Album Review: Caravan — Recorded Live in Concert at Metropolis Studios, London

Even when I was a kid, I’d read the liner notes of the LPs I’d buy. And I’d look at the printed inner sleeves when they were included. It was via those four-color sleeves for Moody Blues albums (on the London label) that I first heard of artists such as Danny O’Keefe, Savoy Brown, Ten Years After and Caravan. Those sleeves depicted album covers featuring those artists, some nine (or was it sixteen? I’d have to go look) per side.

And while the TYA and Savoy Brown albums would be relatively easy to find in the 70s (O’Keefe’s 1973 Breezy Stories somewhat less so) I never did stumble across a vinyl copy of Caravan’s In the Land of Grey and Pink. One saw those LPs in stores much less often than, say, Stonedhenged or Watt.

Needless to say, I never heard the music, either. The Hobbity album art didn’t intrigue me all that much, so I was less than inclined to go on a search for it, anyway.

Fast forward to the late 1990s, a time during which the whole bootleg collecting and trading thing really took off for me. At that point I was voraciously consuming new (well, new-to-me) music – albeit of the unreleased variety – by all manner of groups. Beyond laying my hands on Beatles, Pink Floyd and Todd Rundgren session outtakes and live concert recordings, my particular interest leaned toward out-of-print powerpop and live/radio broadcasts by progressive rock bands.

The latter led me, finally, toward Caravan. I first got a bootleg (possibly a dub of a quasi-legal release) called Green Bottles for Marjorie. The sound quality of these BBC broadcasts was pretty wretched, but the strength of the music shone through. While Caravan is often lumped into the “Canterbury scene” category, their sound reflected a sort of distillation of the best qualities of jazz, filtered through a very pop-oriented rock sensibility. The end result of that process was music that was catchy, friendly, and ambitious. And the vocals of guitarist Pye Hastings (who these days resembles no one so much as Bill Clinton) had an everyman quality about them, so any arguments about the band being pretentious (a la Yes, for example) were largely rendered moot.

I eventually tracked down a number of Caravan albums – legitimate ones – albeit on CD. (Porcupine Tree‘s Steven Wilson has recently been involved in remastering of some of Caravan’s best-loved material.) And most recently, thanks to an American expat friend who lives in Budapest Hungary, I am now the proud owner of a few vintage Caravan LPs, including the elusive In the Land of Grey and Pink.

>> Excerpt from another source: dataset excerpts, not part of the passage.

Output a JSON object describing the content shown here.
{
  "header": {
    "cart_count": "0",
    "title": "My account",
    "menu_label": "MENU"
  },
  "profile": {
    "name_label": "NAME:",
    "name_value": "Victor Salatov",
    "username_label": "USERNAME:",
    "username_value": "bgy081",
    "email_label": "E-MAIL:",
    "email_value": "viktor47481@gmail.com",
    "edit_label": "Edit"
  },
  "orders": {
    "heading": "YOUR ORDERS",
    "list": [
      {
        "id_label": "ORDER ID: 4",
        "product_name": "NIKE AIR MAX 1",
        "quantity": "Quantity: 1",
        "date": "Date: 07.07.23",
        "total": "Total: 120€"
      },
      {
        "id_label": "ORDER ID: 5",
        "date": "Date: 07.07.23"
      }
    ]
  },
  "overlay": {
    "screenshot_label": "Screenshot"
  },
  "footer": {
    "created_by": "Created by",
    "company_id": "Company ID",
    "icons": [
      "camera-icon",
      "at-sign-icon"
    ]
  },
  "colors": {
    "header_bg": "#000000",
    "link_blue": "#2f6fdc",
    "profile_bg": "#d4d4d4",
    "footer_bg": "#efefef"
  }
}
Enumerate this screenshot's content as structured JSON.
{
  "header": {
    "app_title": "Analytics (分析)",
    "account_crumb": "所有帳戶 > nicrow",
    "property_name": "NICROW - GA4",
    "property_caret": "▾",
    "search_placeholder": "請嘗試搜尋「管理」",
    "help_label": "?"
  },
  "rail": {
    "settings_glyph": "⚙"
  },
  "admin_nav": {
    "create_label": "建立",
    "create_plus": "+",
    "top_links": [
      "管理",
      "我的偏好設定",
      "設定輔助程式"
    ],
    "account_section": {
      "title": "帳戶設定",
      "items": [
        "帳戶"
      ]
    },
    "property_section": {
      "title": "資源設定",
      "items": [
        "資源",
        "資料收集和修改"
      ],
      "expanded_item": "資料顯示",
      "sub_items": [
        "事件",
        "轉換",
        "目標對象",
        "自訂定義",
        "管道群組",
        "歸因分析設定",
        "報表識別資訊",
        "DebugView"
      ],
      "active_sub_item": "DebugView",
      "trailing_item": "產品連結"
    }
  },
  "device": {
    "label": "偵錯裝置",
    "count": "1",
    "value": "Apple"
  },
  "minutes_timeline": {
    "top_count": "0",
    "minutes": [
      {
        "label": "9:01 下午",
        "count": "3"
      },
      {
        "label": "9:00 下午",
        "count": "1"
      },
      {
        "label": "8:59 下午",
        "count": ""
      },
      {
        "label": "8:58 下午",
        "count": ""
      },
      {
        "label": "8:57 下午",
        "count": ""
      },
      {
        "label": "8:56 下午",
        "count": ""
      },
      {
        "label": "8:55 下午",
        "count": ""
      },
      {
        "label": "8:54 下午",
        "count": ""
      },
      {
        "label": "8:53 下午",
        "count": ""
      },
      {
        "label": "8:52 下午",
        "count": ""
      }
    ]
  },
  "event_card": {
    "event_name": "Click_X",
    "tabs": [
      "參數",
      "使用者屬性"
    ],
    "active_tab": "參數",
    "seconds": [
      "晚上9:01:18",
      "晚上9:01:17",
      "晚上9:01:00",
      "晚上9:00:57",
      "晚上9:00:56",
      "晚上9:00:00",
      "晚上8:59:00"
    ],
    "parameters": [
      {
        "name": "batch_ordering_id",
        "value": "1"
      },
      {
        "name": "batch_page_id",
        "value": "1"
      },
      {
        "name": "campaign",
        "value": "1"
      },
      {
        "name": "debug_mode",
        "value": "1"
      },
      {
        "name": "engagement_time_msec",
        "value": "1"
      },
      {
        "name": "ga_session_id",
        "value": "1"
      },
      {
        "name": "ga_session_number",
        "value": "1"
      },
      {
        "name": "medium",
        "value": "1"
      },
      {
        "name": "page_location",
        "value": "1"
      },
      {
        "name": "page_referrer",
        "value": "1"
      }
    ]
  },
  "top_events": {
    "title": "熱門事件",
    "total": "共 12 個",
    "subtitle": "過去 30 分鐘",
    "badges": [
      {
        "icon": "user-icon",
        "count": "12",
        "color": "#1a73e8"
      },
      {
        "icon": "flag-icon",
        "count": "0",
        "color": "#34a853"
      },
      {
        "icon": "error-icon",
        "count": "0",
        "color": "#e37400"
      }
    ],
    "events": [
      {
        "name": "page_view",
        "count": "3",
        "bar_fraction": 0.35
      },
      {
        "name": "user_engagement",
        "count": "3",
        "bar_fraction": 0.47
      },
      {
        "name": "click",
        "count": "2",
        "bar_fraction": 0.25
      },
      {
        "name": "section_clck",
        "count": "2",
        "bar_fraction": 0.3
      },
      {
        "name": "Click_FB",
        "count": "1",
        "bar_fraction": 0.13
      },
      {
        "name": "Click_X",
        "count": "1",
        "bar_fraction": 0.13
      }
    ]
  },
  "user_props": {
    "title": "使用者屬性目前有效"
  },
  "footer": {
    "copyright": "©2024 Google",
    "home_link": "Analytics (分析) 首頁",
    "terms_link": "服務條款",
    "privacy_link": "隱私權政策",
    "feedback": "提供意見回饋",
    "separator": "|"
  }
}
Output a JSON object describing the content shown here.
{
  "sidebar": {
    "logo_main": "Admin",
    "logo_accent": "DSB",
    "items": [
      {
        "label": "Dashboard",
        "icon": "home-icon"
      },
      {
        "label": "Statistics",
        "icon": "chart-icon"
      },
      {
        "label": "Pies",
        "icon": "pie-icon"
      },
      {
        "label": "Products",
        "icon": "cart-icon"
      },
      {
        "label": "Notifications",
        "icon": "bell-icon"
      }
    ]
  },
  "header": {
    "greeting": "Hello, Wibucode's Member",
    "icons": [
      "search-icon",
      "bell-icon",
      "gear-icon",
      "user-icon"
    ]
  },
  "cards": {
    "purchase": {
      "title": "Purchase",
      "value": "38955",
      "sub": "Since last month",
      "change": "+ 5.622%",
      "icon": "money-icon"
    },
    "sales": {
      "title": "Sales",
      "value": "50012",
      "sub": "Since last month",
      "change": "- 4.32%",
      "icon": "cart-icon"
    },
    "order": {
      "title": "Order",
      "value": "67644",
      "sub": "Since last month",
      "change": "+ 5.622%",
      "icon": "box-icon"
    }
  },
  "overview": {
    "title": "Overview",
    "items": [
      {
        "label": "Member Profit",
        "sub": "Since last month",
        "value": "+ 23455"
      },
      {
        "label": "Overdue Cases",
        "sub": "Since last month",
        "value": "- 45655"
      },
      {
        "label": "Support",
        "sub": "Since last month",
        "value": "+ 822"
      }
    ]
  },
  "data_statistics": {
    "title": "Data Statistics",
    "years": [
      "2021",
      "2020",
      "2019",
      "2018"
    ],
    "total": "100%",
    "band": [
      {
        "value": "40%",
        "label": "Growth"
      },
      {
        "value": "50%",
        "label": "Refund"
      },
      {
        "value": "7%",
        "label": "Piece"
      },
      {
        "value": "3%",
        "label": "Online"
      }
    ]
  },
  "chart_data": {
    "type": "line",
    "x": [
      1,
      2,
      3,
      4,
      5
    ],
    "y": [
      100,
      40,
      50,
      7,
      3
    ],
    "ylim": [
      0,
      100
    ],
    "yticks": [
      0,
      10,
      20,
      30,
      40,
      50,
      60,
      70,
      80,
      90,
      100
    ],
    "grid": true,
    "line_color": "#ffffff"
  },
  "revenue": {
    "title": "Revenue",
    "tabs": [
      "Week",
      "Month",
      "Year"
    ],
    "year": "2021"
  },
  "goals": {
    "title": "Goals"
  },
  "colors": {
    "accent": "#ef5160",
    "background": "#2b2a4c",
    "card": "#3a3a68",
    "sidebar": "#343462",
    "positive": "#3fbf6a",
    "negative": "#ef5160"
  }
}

Caravan’s lineup has changed pretty constantly over the group’s history; only Hastings remains from the original 60s lineup. And the sound has changed in subtle ways, most notably when the group added violin (but hey, that was in the 70s). Former members left and sometimes returned (a la Yes again), often joining or forming their own groups (Camel, National Health, etc.) that shared sonic similarities with Caravan.

But somehow Caravan has soldiered on. Having gone inactive, sometimes for long stretches, the group surprised many by reconvening in 2010 for a one-off at London’s Metropolis Studios. That venue has been host to some other excellent live-in-studio concerts before small audiences, including sets by The Zombies, Bill Nelson and Van Der Graaf Generator. That Caravan session has been released as Recorded Live in Concert at Metropolis Studios, London. And the CD+DVD set finds the 21st century lineup of Caravan every bit as musically compelling as ever.

The five-piece 2010 lineup of the band included stalwart Hastings plus Geoffrey Richardson (guitar and viola, a member since 1972, with some gaps), Jim Leverton (bass since 1995), Jan Schelhaas (keyboards on and off since 1976), and new member Mark Walker on drums. Founding member (now retired) Richard Coughlan joined the band for this set.

The twelve songs (the set is duplicated in its audiovisual entirety on the DVD) balances older, classic material from the group’s 1970s heyday with newer material, some of which has never been released in any form until now. “Memory Lain, Hugh” and Headloss” are two extended pieces that Caravan fans would expect to find here, and the band opens with them, doing so in style. “And I Wish I Were Stoned” dates back to Caravan’s 1970 LP If I Could Do It All Over Again, I’d Do It All Over You, and “The Unauthorised Breakfast Item” is the title track from the band’s last studio effort, released in 2003. The new songs fit nicely into the set, and are characterized mostly perhaps by their featuring more lyrics and less instrumental work.

But fans of the latter need not fear: though the group’s perennial favorite “For Richard” is not on offer in this set, the lovely “Nine Feet Underground” is here in all its multifaceted glory. Perhaps no other song sums up everything Caravan is about: gentle vocals, knotty time signatures, dazzling instrumental displays, and an insistence on melody above all else.

Unique among similar reunion/nostalgia excursions, Recorded Live can be recommended equally to that small group of longtime fans as well to listeners wholly unfamiliar with Caravan’s music. Sure, these guys (save Walker) are in their sixties, but they’ve still got it.